I hate high-toned, handsomely mounted, scrupulously literate adaptations of beloved classic novels.
On the surface there's absolutely nothing wrong with this most recent version of a book that has undergone countless big- and small-screen interpretations. But the fact that there's nothing wrong with it -- that there's nary a scenic detail or scrap of dialogue or performance that isn't utterly on the nose -- is precisely what's wrong with it.
"Oliver Twist," which was published in 1838, has become such an essential part of Western literary lore and culture that it scarcely needs retailing, but in short: The title character, a 10-year-old orphan living in a squalid Victorian workhouse, embarks on a journey to London, where he comes under the tutelage of a pickpocket named Fagin and, after a robbery goes awry, is subsequently taken in by a wealthy man named Brownlow. Incensed, Fagin's most sadistic protege, Bill Sikes, kidnaps Oliver and the boy becomes the object of a fierce, metaphorically rich struggle between two archetypal father figures.
The best-known film adaptations of "Oliver Twist," of course, were David Lean's 1948 film starring Alec Guinness as an unforgettable Fagin and Carol Reed's 1968 musical, simply titled "Oliver!" Polanski's "Oliver Twist" is an entirely creditable addition to that mini-pantheon, featuring a sound script by the redoubtable Ronald Harwood (who wrote Polanski's last film, "The Pianist"), a fruitful visual collaboration between cinematographer Pawel Edelman and production designer Herve de Luze and solid performances by Ben Kingsley as Fagin, Jamie Foreman as Bill Sikes and newcomer Barney Clark as young Oliver.
Although Polanski has taken some liberties and compressed some of the original text, the story remains unsullied; indeed every character on screen seems to have leapt directly from Dickens's pages, from Kingsley's leering, grimy, old hunchback (whose hooked nose stands as a reminder of the anti-Semitic roots of the character) to the Christian hypocrites who run Oliver's orphanage, whose caricatured girth swells to Brobdingnagian proportions. And not a stitch has been dropped in lending Oliver's picaresque Victorian verisimilitude, from the sadomasochistic austerity of the workhouse to the dreary, distressed quarters where Fagin and Sikes ply their unsavory trades.

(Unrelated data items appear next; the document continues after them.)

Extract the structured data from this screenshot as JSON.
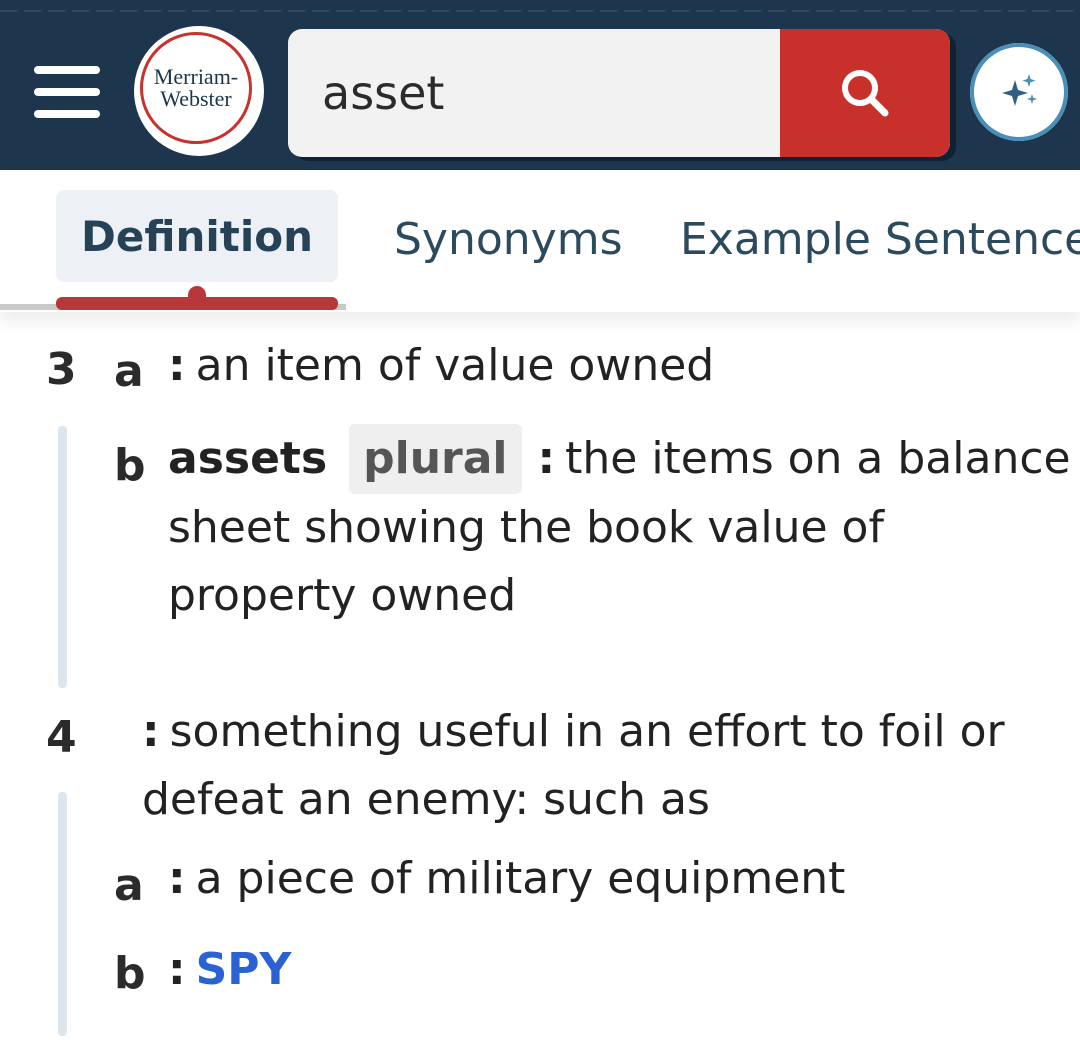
{
  "header": {
    "logo_line1": "Merriam-",
    "logo_line2": "Webster",
    "search_value": "asset"
  },
  "tabs": [
    {
      "label": "Definition",
      "active": true
    },
    {
      "label": "Synonyms",
      "active": false
    },
    {
      "label": "Example Sentences",
      "active": false
    }
  ],
  "senses": {
    "s3": {
      "number": "3",
      "a": {
        "letter": "a",
        "text": "an item of value owned"
      },
      "b": {
        "letter": "b",
        "headword": "assets",
        "label": "plural",
        "text_line1": "the items on a balance",
        "text_line2": "sheet showing the book value of",
        "text_line3": "property owned"
      }
    },
    "s4": {
      "number": "4",
      "text_line1": "something useful in an effort to foil or",
      "text_line2": "defeat an enemy: such as",
      "a": {
        "letter": "a",
        "text": "a piece of military equipment"
      },
      "b": {
        "letter": "b",
        "link": "SPY"
      }
    }
  },
  "colors": {
    "header_bg": "#1d364d",
    "search_button": "#c8312b",
    "tab_underline": "#b8373a",
    "link": "#2a62d4"
  }
}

And yet. Polanski has constructed his "Oliver Twist" with such lavish attention to detail and such reverence for the book that the production is rendered inert, an effect that is only heightened by the computerized insertions of things such as sunrises and St. Paul's Cathedral into scenes that look as if they were filmed in Backlottingham-on-Thames. (In actuality, "Oliver Twist" was filmed on location in the Czech Republic.) Indeed, had this production of "Oliver Twist" been directed by any other filmmaker -- or at least one without Polanski's knack for both taste and toughness -- it could easily be regarded as a respectable, if not earth-shattering, depiction of Dickens's lively literary world. But because it's Polanski, and because viewers have come to expect the unexpected from him, "Oliver Twist" circa 2005 seems to lack what made Dickens such a master in the first place, his own willingness to experiment with satire, social commentary and narrative form. Polanski's connection to the novel's themes of abandonment and isolation is unmistakable (his parents were prisoners in Nazi concentration camps and his mother died in one); in an eerie way, Clark even resembles a 10-year-old version of the director.

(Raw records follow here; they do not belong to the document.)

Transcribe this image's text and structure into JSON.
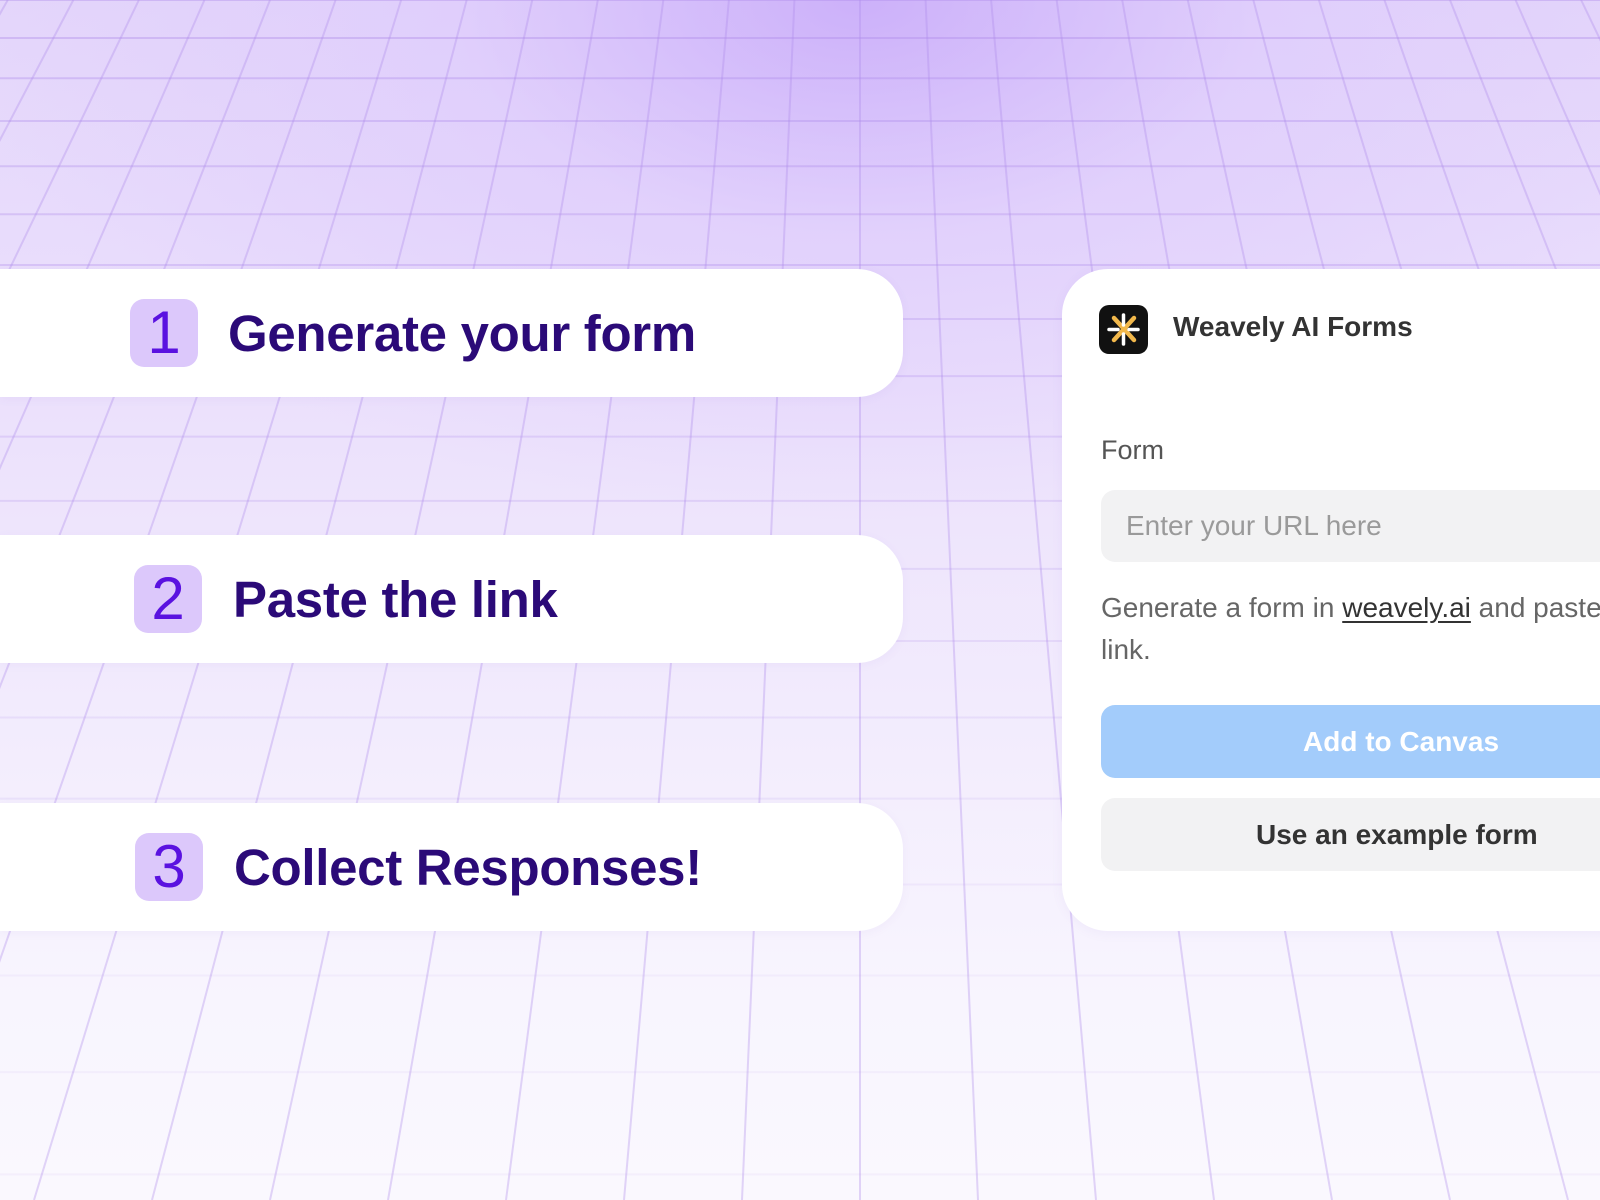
{
  "steps": [
    {
      "number": "1",
      "label": "Generate your form"
    },
    {
      "number": "2",
      "label": "Paste the link"
    },
    {
      "number": "3",
      "label": "Collect Responses!"
    }
  ],
  "panel": {
    "app_icon": "weavely-logo-icon",
    "app_title": "Weavely AI Forms",
    "field_label": "Form",
    "url_placeholder": "Enter your URL here",
    "help_prefix": "Generate a form in ",
    "help_link": "weavely.ai",
    "help_suffix": " and paste the link.",
    "primary_button": "Add to Canvas",
    "secondary_button": "Use an example form"
  },
  "colors": {
    "badge_bg": "#dcc8fb",
    "badge_text": "#5a12e0",
    "step_text": "#2b0a78",
    "primary_button_bg": "#a3ccfb",
    "secondary_button_bg": "#f2f2f3"
  }
}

But Polanski's strict reading of the text keeps him from plunging head-on into its most painful psychological, even political, implications. At some point the obsession with production values and note-perfect performances actually distances viewers and the filmmaker from Dickens's most potent indictments.
Indeed, as they watch yet one more tableau vivant of aestheticized cruelty and violence (Sikes's brutal murder of a prostitute named Nancy is kept discreetly offscreen), filmgoers may be forgiven for thinking that, to really bring Dickens to cinematic life in the 21st century, what is needed isn't one more well-heeled costume drama but an enterprise as bold and confrontational as the original work. (Heaven knows that our own "filthy, wicked world," to coin one character's phrase, is rife with enough pious hypocrisy, poverty and exploitation to provide some provocative analogies.) As tetchy and quibbling as it sounds, "Oliver Twist," finally, is too good; it's been produced with such care and virtuosity and integrity that it resembles one of the stippled engravings featured in its opening credits. It's noble, high-minded and safe, and I can't help thinking that I would have preferred an audacious but honest failure.
Oliver Twist (130 minutes at area theaters) is rated PG-13 for disturbing images.